Yo no sabía si echar a correr o permanecer junto al árbol donde había estado durmiendo. Si corría, los hombres del campamento sabrían que había sido yo el que había cortado las cuerdas del esclavo. Mi pánico me exigía que huyera, pero mis instintos de supervivencia me aconsejaron que me quedara quieto. Cuando el amo del esclavo mirara las cuerdas, se daría cuenta de que Yanga no las había roto, sino que alguien se las había cortado.

Procedentes del bosque donde el esclavo y su dueño habían desaparecido se oyeron ruidos de lucha y gritos de dolor. ¡No! ¿Qué había hecho yo? ¿Liberar a Yanga para que aquel villano le cortara la cabeza? Más gritos y un sollozo brotaron de la espesura. Estaba demasiado oscuro para ver nada, salvo el movimiento a mi alrededor de figuras oscuras, hasta que se encendieron las antorchas. Empuñando las espadas, los hombres se internaron en el bosque, siguiendo el origen de los gemidos.
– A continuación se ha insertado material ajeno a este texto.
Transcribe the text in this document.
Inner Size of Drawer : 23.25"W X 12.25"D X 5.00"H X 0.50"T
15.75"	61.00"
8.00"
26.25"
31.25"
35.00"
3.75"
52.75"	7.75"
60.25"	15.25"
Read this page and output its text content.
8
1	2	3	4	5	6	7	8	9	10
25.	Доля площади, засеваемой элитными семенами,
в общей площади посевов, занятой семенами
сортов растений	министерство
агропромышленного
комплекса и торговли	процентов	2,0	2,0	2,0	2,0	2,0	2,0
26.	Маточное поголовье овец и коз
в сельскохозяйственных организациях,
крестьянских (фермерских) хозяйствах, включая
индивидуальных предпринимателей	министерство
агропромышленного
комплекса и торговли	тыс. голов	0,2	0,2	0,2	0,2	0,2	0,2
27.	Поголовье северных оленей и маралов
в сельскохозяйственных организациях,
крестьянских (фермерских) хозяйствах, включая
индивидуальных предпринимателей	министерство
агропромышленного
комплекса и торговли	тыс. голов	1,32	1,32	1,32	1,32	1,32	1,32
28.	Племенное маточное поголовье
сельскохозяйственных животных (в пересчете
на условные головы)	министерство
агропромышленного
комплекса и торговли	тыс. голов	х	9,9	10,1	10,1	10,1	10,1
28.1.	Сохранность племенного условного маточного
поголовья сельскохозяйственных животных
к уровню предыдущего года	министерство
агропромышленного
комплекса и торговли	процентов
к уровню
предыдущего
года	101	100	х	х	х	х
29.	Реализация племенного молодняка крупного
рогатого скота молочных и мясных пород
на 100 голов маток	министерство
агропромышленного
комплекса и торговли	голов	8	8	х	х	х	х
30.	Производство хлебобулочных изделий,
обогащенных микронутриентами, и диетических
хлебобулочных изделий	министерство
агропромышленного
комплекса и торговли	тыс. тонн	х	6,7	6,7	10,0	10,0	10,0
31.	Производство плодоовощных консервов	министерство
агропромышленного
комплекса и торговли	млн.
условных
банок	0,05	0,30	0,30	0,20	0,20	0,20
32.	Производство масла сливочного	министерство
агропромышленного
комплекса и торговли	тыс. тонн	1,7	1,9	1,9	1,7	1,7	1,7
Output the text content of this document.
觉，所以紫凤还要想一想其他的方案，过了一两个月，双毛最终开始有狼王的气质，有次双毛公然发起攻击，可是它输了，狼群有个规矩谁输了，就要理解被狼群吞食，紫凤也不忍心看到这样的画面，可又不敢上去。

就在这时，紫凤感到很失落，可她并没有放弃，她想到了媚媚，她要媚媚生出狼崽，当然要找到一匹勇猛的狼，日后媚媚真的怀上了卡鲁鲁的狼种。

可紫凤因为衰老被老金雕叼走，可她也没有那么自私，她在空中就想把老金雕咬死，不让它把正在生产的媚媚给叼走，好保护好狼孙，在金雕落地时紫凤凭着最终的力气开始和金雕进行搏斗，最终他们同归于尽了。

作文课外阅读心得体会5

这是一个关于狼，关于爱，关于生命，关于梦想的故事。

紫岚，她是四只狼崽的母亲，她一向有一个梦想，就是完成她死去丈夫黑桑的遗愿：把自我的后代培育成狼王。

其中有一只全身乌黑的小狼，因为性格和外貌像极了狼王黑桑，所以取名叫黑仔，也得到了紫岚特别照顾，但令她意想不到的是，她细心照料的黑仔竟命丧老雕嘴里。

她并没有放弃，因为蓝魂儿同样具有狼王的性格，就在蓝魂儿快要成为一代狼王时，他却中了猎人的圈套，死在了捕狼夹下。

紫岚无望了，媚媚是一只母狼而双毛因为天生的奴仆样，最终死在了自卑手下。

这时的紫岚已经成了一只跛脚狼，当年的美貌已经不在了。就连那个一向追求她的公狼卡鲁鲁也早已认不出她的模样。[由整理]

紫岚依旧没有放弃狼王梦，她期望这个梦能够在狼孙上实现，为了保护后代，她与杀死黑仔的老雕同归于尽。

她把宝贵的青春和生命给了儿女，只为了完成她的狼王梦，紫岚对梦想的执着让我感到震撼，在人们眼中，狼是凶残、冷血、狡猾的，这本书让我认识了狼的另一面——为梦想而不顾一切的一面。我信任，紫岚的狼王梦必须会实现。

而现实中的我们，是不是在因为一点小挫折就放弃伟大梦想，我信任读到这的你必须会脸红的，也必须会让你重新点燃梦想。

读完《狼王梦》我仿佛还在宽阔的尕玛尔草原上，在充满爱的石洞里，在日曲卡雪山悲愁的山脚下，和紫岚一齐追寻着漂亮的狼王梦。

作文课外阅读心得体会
Los seguí de cerca, decidido a parecer parte de la multitud curiosa en lugar del culpable de lo sucedido. Al acercarme más vi que varios hombres examinaban a alguien que estaba tumbado en el suelo y se retorcía de dolor.

Alguien dijo:

—¡Dios santo, lo han castrado!

Se me cayó el alma a los pies. Yo había liberado a Yanga para que le cortaran su virilidad. Me abrí paso por entre el gentío y miré a la persona que yacía en tierra.

No era Yanga, sino su amo. Y sollozaba.

La entrepierna de sus pantalones estaba cubierta de sangre.